The strategy being fleshed out by Wolfgang Schäuble must, of course, involve an increase in the ESFS’s size: to keep that many banks going as well as two to three sovereigns would require at the very least a quadrupling of the fund. This would in turn require the other eurozone members to contribute. One is left wondering which of those can still afford to get involved in such an expanded rescue operation: even France – an incontinent spender over the years – now admits that it too has a deficit growing alarmingly.

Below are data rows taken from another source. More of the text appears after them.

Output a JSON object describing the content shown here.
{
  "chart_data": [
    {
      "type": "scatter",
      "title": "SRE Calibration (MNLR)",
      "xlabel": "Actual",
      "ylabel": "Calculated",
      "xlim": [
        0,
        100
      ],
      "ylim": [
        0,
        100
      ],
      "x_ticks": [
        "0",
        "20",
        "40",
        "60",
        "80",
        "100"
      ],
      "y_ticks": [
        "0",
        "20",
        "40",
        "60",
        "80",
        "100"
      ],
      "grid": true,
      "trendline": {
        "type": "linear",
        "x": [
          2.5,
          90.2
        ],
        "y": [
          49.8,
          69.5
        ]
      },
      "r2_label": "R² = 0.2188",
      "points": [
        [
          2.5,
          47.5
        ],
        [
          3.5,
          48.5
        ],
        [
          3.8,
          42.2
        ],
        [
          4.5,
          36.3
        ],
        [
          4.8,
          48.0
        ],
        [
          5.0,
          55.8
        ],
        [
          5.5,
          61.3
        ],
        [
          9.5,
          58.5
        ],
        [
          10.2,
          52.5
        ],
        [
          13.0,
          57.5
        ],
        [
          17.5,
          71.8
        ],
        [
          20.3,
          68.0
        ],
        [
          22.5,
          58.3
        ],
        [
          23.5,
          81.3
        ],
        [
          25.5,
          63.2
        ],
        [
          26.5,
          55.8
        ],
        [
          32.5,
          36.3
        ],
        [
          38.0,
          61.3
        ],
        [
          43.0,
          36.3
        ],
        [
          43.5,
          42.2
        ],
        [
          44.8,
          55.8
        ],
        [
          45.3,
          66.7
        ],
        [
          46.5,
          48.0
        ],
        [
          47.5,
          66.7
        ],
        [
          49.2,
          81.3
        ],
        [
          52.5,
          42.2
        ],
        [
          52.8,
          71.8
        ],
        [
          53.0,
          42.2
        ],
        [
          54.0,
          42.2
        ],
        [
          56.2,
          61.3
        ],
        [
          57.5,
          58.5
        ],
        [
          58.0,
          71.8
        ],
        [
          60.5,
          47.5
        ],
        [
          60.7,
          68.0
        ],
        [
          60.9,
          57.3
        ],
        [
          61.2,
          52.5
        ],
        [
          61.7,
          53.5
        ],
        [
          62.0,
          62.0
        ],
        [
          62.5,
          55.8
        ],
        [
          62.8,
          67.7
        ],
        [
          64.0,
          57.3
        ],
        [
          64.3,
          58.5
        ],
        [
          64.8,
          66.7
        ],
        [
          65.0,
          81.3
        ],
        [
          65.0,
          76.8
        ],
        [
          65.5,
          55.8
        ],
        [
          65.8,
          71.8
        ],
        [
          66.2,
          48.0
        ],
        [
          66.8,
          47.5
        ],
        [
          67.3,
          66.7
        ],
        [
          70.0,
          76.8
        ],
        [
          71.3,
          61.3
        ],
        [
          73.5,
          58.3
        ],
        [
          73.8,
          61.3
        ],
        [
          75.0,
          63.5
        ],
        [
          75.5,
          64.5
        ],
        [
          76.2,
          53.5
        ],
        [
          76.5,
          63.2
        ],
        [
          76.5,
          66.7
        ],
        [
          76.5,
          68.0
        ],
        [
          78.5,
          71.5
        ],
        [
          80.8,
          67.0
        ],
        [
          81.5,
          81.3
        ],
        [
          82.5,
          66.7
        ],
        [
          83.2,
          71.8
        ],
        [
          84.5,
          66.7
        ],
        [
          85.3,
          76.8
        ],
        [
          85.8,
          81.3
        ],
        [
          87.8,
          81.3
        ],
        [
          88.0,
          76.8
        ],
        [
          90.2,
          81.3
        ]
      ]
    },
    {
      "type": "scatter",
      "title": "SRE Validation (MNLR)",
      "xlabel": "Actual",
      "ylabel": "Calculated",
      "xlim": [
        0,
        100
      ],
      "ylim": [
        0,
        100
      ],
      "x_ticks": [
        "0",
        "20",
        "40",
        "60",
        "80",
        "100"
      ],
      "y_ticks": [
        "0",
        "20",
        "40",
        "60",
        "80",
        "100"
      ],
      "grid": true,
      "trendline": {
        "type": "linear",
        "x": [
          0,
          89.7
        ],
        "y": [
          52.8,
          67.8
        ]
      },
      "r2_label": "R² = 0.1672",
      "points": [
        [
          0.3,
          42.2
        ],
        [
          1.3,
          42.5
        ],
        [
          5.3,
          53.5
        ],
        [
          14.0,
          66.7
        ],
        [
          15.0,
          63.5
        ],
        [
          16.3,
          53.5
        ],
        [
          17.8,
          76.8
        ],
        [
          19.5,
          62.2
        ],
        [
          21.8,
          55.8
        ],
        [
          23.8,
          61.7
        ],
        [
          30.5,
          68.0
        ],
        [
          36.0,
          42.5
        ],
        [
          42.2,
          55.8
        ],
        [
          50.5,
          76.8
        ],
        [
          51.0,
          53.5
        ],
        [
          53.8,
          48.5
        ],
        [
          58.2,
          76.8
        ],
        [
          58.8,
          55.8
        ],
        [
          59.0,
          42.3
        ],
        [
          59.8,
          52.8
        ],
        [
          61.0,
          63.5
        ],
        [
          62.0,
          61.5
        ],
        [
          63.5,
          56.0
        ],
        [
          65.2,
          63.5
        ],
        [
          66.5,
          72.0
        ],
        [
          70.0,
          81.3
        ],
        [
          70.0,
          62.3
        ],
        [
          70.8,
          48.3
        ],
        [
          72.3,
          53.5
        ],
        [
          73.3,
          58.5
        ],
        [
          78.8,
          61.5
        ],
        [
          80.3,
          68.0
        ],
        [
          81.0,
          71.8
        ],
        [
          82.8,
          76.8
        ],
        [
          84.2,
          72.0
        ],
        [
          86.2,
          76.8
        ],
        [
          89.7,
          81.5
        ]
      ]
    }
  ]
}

It is the thought of Germany left alone in the Gary Cooper role that terrifies Volker Bouffier and those like him among the anti-Greek hawks in the Bundestag. They argue that a rapid exit of hopeless debtors from the eurozone is the cleanest way to contain the disaster.
Today, the ‘Troika’ inspection committee will report officially to eurocrats on Greek austerity progress. It is widely accepted that Greece is in default of the Bailout terms. Technically, the country is insolvent. Legally, the IMF thus cannot lend it any more money. But the banks aren’t strong enough to take the hit. And nobody dares ask the taxpayer to fork out again….which would, anyway, slow down the EU economy even more.
Hence the Schäuble strategy. It can’t work, because it’s too late for any of this now. The EU is heading for an almighty train wreck, and there are no brakes strong enough to stop it.